Kocaeli Dilovası’nda parfüm üretimi yapılan bir fabrikada meydana gelen patlama, ardında büyük bir trajedi ve ihmal zinciri bıraktı. Patlamada hayatını kaybeden işçilerin çoğunun sigortasız çalıştırıldığı ortaya çıkarken, skandalın en çarpıcı ayrıntısı ise kayıtlara patlamanın yaşandığı gün sigortalı olarak geçirilmiş olmaları oldu. Aileler, sevdiklerinin yıllardır güvencesiz çalıştırıldığını, ancak ölüm günlerinde sigorta girişlerinin yapıldığını öğrenince büyük bir öfke yaşadı.
Patlamanın ardından yürütülen incelemelerde, fabrikanın uzun süredir denetim eksiklikleriyle faaliyet gösterdiği belirlendi. Yangına dayanıklılık, acil çıkış kapıları, alarm sistemleri gibi temel güvenlik unsurlarının bulunmadığı; tehlikeli kimyasal maddelerin olduğu bir alanda üretim yapılmasına rağmen gerekli ekipman ve önlemlerin sağlanmadığı tespit edildi. Üstelik, olay günü işçilerin kaçacak bir alan bulamaması can kayıplarının artmasına neden oldu.
Tesisin çocuk işçi çalıştırdığı iddiaları da gündeme gelirken, mahalle arasında yer alan bu fabrikanın nasıl olur da hiçbir denetimden geçmeden çalışmaya devam ettiği merak konusu oldu. Patlamadan sağ kurtulan bazı işçiler, daha önce defalarca şikâyet ettiklerini ancak her seferinde sonuç alamadıklarını anlattı. Bu açıklamalar, sistemli bir denetim zaafiyetinin bulunduğuna işaret ediyor.

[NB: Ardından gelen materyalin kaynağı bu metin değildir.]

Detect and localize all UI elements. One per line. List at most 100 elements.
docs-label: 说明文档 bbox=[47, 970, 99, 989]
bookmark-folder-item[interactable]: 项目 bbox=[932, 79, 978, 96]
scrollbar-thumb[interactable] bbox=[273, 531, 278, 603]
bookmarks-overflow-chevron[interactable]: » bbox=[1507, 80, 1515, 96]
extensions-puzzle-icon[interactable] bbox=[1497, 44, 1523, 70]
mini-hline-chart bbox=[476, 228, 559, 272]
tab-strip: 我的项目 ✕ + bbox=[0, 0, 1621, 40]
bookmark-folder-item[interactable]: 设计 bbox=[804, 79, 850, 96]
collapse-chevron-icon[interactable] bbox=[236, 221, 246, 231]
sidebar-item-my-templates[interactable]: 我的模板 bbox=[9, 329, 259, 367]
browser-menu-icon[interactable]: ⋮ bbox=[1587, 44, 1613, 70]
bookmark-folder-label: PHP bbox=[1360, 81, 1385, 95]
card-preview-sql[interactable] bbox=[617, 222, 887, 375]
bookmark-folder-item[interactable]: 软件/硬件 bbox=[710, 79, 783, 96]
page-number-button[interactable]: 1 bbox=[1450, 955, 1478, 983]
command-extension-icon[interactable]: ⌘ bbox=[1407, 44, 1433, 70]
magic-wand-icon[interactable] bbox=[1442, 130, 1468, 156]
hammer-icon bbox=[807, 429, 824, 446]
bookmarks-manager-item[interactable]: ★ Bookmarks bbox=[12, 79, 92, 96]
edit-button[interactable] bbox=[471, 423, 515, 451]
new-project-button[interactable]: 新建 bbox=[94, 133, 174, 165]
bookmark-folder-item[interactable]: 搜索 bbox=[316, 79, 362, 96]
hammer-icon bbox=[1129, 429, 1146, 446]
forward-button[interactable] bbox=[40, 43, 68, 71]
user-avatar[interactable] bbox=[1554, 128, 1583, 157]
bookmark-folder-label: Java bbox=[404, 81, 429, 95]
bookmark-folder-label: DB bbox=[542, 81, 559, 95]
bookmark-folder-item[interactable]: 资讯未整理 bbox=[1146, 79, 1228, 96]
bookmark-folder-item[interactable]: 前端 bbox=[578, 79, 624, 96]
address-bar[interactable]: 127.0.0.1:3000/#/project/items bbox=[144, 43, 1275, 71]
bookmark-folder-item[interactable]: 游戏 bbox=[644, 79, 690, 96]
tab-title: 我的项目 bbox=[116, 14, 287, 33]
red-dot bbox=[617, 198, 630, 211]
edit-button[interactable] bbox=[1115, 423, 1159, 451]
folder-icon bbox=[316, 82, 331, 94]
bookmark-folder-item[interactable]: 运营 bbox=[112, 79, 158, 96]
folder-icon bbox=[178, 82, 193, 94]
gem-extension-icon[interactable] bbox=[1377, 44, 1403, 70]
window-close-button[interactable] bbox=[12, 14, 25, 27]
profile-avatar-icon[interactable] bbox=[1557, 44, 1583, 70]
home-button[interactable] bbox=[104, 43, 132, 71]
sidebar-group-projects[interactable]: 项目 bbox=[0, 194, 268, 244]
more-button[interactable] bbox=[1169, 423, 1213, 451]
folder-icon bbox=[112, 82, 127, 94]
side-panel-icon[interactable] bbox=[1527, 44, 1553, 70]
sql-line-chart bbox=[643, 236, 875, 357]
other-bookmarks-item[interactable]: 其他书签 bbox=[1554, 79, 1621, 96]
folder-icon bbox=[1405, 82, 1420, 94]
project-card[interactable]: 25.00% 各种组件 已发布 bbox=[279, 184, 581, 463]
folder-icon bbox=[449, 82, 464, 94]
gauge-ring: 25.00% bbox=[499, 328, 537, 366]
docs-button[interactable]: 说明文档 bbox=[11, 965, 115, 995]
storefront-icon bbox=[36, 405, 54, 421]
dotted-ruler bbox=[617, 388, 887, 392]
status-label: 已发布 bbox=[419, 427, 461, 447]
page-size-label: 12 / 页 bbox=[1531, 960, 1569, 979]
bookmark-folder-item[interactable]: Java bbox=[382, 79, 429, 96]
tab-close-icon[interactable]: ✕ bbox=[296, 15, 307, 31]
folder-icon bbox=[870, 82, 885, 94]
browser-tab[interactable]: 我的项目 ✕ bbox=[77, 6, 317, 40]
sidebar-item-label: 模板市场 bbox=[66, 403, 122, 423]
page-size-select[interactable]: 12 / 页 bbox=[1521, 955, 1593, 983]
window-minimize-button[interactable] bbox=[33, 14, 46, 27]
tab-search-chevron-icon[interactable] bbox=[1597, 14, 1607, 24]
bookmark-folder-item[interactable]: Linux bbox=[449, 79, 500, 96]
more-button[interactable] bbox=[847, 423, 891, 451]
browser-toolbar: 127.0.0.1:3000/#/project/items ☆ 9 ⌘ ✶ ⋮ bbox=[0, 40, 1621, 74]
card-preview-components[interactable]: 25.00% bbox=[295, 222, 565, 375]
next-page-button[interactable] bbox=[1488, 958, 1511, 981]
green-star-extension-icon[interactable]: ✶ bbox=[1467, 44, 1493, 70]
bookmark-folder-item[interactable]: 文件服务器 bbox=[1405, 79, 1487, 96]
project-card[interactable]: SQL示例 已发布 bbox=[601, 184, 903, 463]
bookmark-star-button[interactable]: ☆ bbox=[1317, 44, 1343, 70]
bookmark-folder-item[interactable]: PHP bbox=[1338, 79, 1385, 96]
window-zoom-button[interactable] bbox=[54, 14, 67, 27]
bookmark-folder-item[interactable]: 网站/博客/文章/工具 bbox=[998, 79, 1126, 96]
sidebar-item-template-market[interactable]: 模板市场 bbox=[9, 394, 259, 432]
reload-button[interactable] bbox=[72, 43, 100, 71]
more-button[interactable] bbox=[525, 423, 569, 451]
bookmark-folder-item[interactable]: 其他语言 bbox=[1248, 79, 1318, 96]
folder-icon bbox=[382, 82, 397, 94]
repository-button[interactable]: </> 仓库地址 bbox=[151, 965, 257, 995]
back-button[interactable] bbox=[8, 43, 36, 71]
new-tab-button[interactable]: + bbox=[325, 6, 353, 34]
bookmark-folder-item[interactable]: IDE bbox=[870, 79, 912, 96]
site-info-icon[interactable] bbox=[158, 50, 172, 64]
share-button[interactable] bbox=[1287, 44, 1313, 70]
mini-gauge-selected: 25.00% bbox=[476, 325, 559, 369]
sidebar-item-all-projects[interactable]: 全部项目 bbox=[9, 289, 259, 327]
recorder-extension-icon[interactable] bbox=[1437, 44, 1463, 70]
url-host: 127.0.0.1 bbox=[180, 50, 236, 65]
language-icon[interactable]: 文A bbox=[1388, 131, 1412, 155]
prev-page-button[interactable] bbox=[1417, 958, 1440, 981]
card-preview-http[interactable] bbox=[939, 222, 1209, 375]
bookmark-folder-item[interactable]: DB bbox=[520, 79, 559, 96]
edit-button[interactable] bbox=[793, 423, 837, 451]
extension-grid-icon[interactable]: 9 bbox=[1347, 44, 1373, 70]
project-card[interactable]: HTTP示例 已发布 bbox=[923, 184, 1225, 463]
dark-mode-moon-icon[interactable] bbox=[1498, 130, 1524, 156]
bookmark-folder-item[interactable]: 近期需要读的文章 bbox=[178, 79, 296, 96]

Facianın ardından sorumlular hakkında soruşturma başlatıldı ve bazı kişiler tutuklandı. Ancak kamuoyunda hâkim olan görüş, bu tür olayların yalnızca birkaç kişiyle sınırlı kalmadığı; ihmallerin tepeden tırnağa bir organizasyon kusuru olduğudur. Çalışanların insanca koşullarda, güvenli ve güvenceli şekilde çalışmasını sağlamakla yükümlü olan mekanizmaların neden işlemediği sorusu yüksek sesle sorulmaya devam ediyor.
Dilovası’ndaki bu acı olay, iş cinayetlerinin hâlâ ülkede en büyük çalışma hayatı sorunlarından biri olduğunu gösterdi. Sigortasız çalışma, güvenlik önlemlerinin yokluğu ve görmezden gelinen tehlikeler… Hepsi bir kez daha en ağır bedelle hatırlatıldı.